I am using Apache Airflow 2.2.3 with Python 3.9 and run everything in docker containers. When I add connections to airflow I do it via the GUI because this way the passwords were supposed to be encrypted. In order for the encryption to work I installed the python package "apache-airflow[crypto]" on my local machine and generated a Fernet Key that I then put in my docker-compose.yaml as the variable "AIRFLOW__CORE__FERNET_KEY: 'MY_KEY'". I also added the package "apache-airflow[crypto]" to my airflow repositories requirements.txt so that airflow can handle fernet keys.
My questions are the following:
- When I add the fernet key as an environment variable as described, I can see the fernet key in the docker-compose.yaml and also when I enter the container and use os.environ["AIRFLOW__CORE__FERNET_KEY"] it's shown - isn't that unsafe? As far as I understand it credentials can be decrypted using this fernet key.
- When I add connections to airflow I can get their properties via the container CLI by using "airflow connections get CONNECTION_NAME". Although I added the Fernet Key I see the password in plain text here - isn't that supposed to be hidden?
- Unlike passwords the values (/connection strings) in the GUI's "Extra" field do not disappear and are even readable in the GUI. How can I hide those credentials from the GUI and from the CLI?
The airflow GUI tells me that my connections are encrypted so I think that the encryption did work somehow. But what is meant by that statement though when I can clearly see the passwords?
CodePudding user response:
I think you make wrong assumptions about "encryption" and "security". The assumptions that you can prevent user who have access to running software (which airflow CLI gives you) are unrealistic and is not really "physically achievable".
Fernet key is used to encrypt data "At rest" in the database. If your database content is stolen (but not your Airflow program/configuration) - your data is protected. This is the ONLY reason for Fernet Key.

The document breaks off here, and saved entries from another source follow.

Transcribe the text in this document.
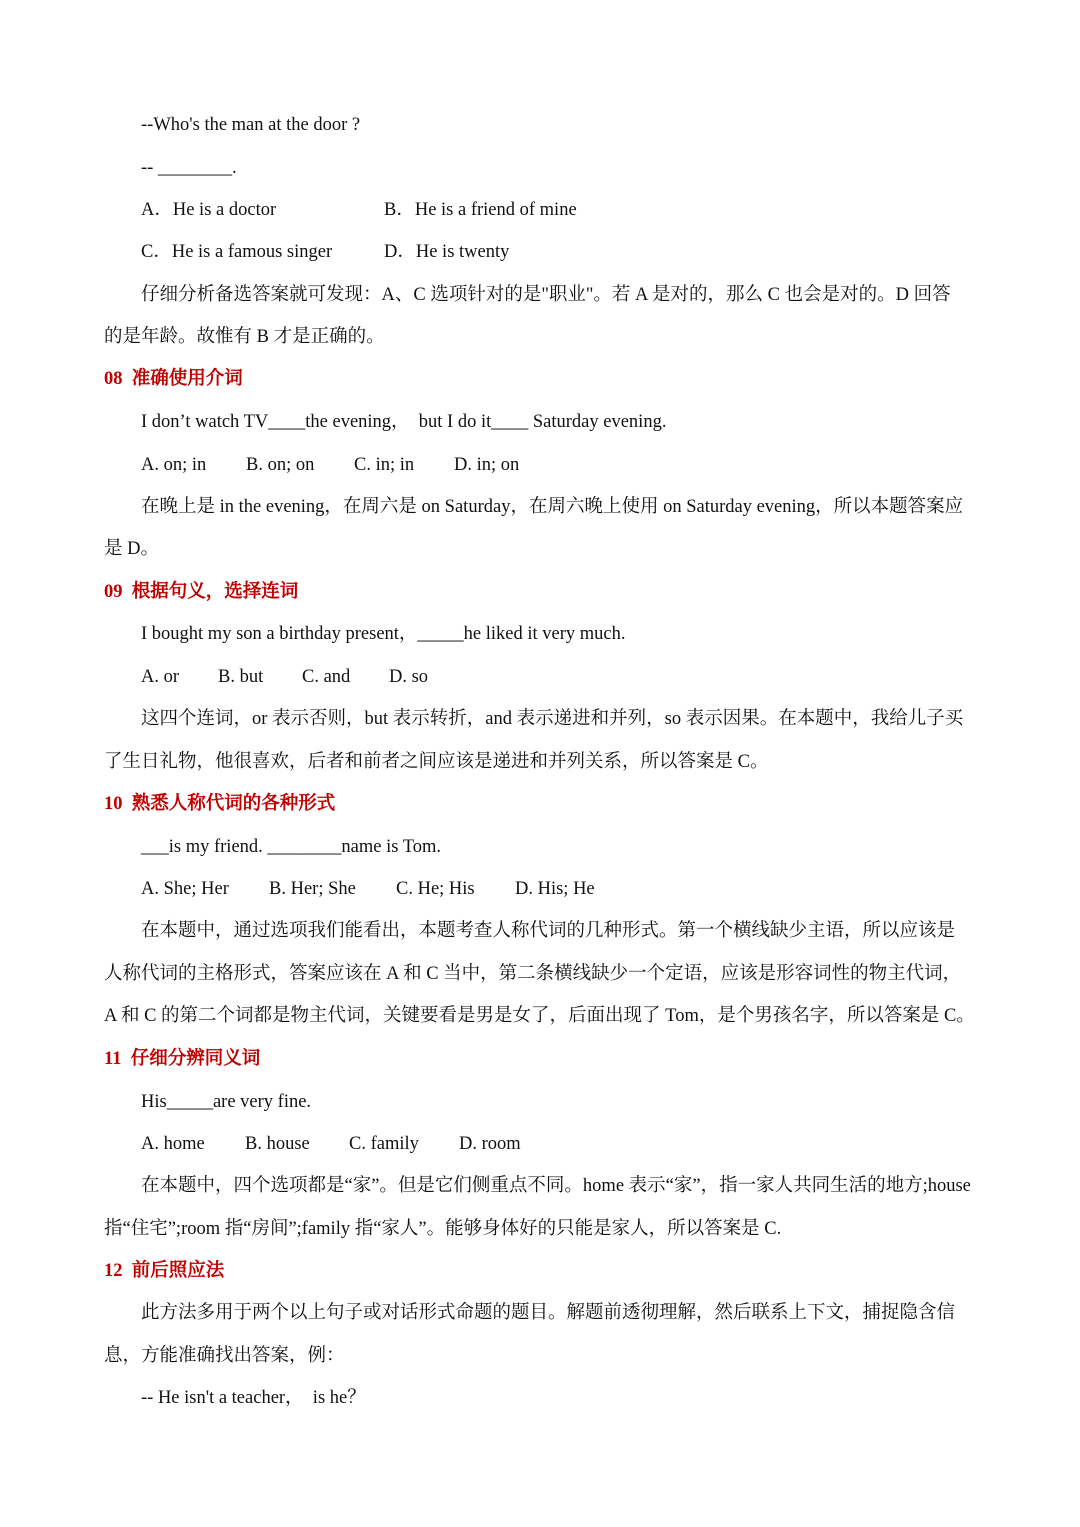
--Who's the man at the door ?
-- ________.
A．He is a doctor	B．He is a friend of mine
C．He is a famous singer	D．He is twenty
仔细分析备选答案就可发现：A、C 选项针对的是"职业"。若 A 是对的，那么 C 也会是对的。D 回答
的是年龄。故惟有 B 才是正确的。
08  准确使用介词
I don’t watch TV____the evening，  but I do it____ Saturday evening.
A. on; in B. on; on C. in; in D. in; on
在晚上是 in the evening，在周六是 on Saturday，在周六晚上使用 on Saturday evening，所以本题答案应
是 D。
09  根据句义，选择连词
I bought my son a birthday present，_____he liked it very much.
A. or B. but C. and D. so
这四个连词，or 表示否则，but 表示转折，and 表示递进和并列，so 表示因果。在本题中，我给儿子买
了生日礼物，他很喜欢，后者和前者之间应该是递进和并列关系，所以答案是 C。
10  熟悉人称代词的各种形式
___is my friend. ________name is Tom.
A. She; Her B. Her; She C. He; His D. His; He
在本题中，通过选项我们能看出，本题考查人称代词的几种形式。第一个横线缺少主语，所以应该是
人称代词的主格形式，答案应该在 A 和 C 当中，第二条横线缺少一个定语，应该是形容词性的物主代词，
A 和 C 的第二个词都是物主代词，关键要看是男是女了，后面出现了 Tom，是个男孩名字，所以答案是 C。
11  仔细分辨同义词
His_____are very fine.
A. home B. house C. family D. room
在本题中，四个选项都是“家”。但是它们侧重点不同。home 表示“家”，指一家人共同生活的地方;house
指“住宅”;room 指“房间”;family 指“家人”。能够身体好的只能是家人，所以答案是 C.
12  前后照应法
此方法多用于两个以上句子或对话形式命题的题目。解题前透彻理解，然后联系上下文，捕捉隐含信
息，方能准确找出答案，例：
-- He isn't a teacher，  is he？
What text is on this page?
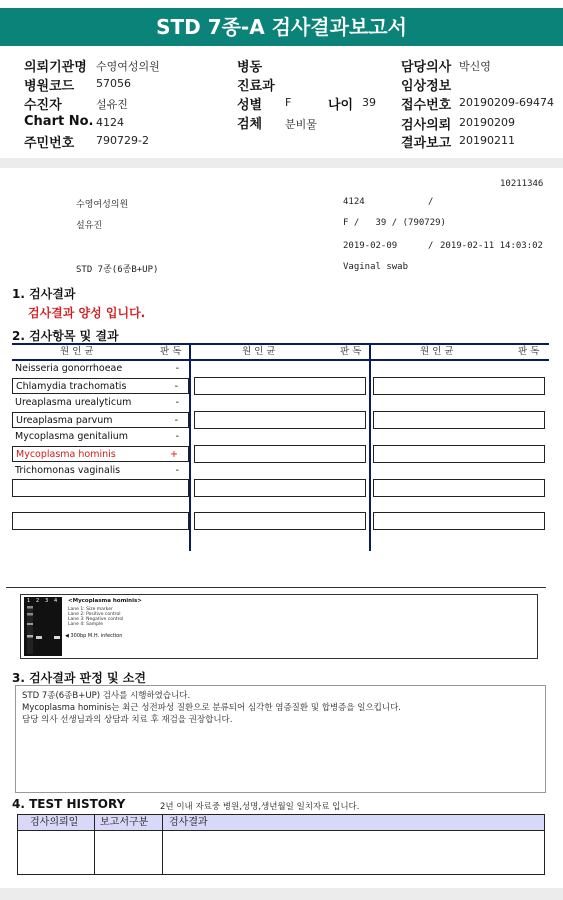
STD 7종-A 검사결과보고서
의뢰기관명 수영여성의원	병동	담당의사 박신영
병원코드 57056	진료과	임상정보
수진자	설유진	성별 F	나이 39 접수번호 20190209-69474
Chart No. 4124	검체 분비물	검사의뢰 20190209
주민번호 790729-2	결과보고 20190211
10211346
수영여성의원	4124	/
설유진	F /   39 / (790729)
2019-02-09	/ 2019-02-11 14:03:02
STD 7종(6종B+UP)	Vaginal swab
1. 검사결과
검사결과 양성 입니다.
2. 검사항목 및 결과
원 인 균	판 독	원 인 균	판 독	원 인 균	판 독
Neisseria gonorrhoeae	-
Chlamydia trachomatis	-
Ureaplasma urealyticum	-
Ureaplasma parvum	-
Mycoplasma genitalium	-
Mycoplasma hominis	+
Trichomonas vaginalis	-
1 2 3 4 <Mycoplasma hominis>
Lane 1: Size marker
Lane 2: Positive control
Lane 3: Negative control
Lane 4: Sample
◀ 300bp M.H. infection
3. 검사결과 판정 및 소견
STD 7종(6종B+UP) 검사를 시행하였습니다.
Mycoplasma hominis는 최근 성전파성 질환으로 분류되어 심각한 염증질환 및 합병증을 일으킵니다.
담당 의사 선생님과의 상담과 치료 후 재검을 권장합니다.
4. TEST HISTORY	2년 이내 자료중 병원,성명,생년월일 일치자료 입니다.
검사의뢰일	보고서구분	검사결과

It protect your data stored in the database "at rest". But once you have the key (from Airflow runtime) you can decrypt it. Usually the database is in some remote server and it has some backups. As long as the backups are not kept together with the key, if your airflow instances is "safe" but your database or backup gets "stolen" no-one will be able to use that data.
Yes. If you have access to airflow running instance you are supposed to be able to read passwords in clear text. How else do you expect Airflow to work? It needs to read the passwords to authenticate. If you can run airflow program, the data needs to be accessible. There is no work around it and you cannot do it differently this is impossible by design. What you CAN do to protect your data better - you can use Secrets Managers https://airflow.apache.org/docs/apache-airflow/stable/security/secrets/secrets-backend/index.html - but they give you at most possibility of frequent rotation of secrets. Airflow - when running needs to have access to those passwords, otherwise you would not be able to well - authenticate. And once you have access to Airflow Runtime (for example with CLI) there is no way to prevent accessing those passwords that airflow has to know at runtime. This is basic property of any system that needs to authenticate with external system and is accessible at runtime. Airflow is written in Python and you can easily write any code that uses its runtime, so there is no way you can physically protect the runtime passwords that need to be known to "airflow core". At runtime, it needs to know authentication to connect and communicate with external systems. And once you have access to the system, you have - by definition - access to all secrets that system uses at runtime. There is no system in the world that can do it differently - that's just the nature of it. Frequent rotation and temporary authentication is the only way to deal with it so that potentially leaked authentication is not used for a long time.
Modern Airflow (2.1 I believe) has secret masker that masks sensitive data also from extras when you specify it. https://airflow.apache.org/docs/apache-airflow/stable/security/secrets/mask-sensitive-values.html. The secret masker also masks sensitive data in logs, because logs can also be archived and backed up so - similarly to database - it makes sense to protect it. The UI - unlike CLI (which gives you access to runtime of airflow "Core") is just a front-end and it does not give you access to running core, so there masking sensitive data also makes sense.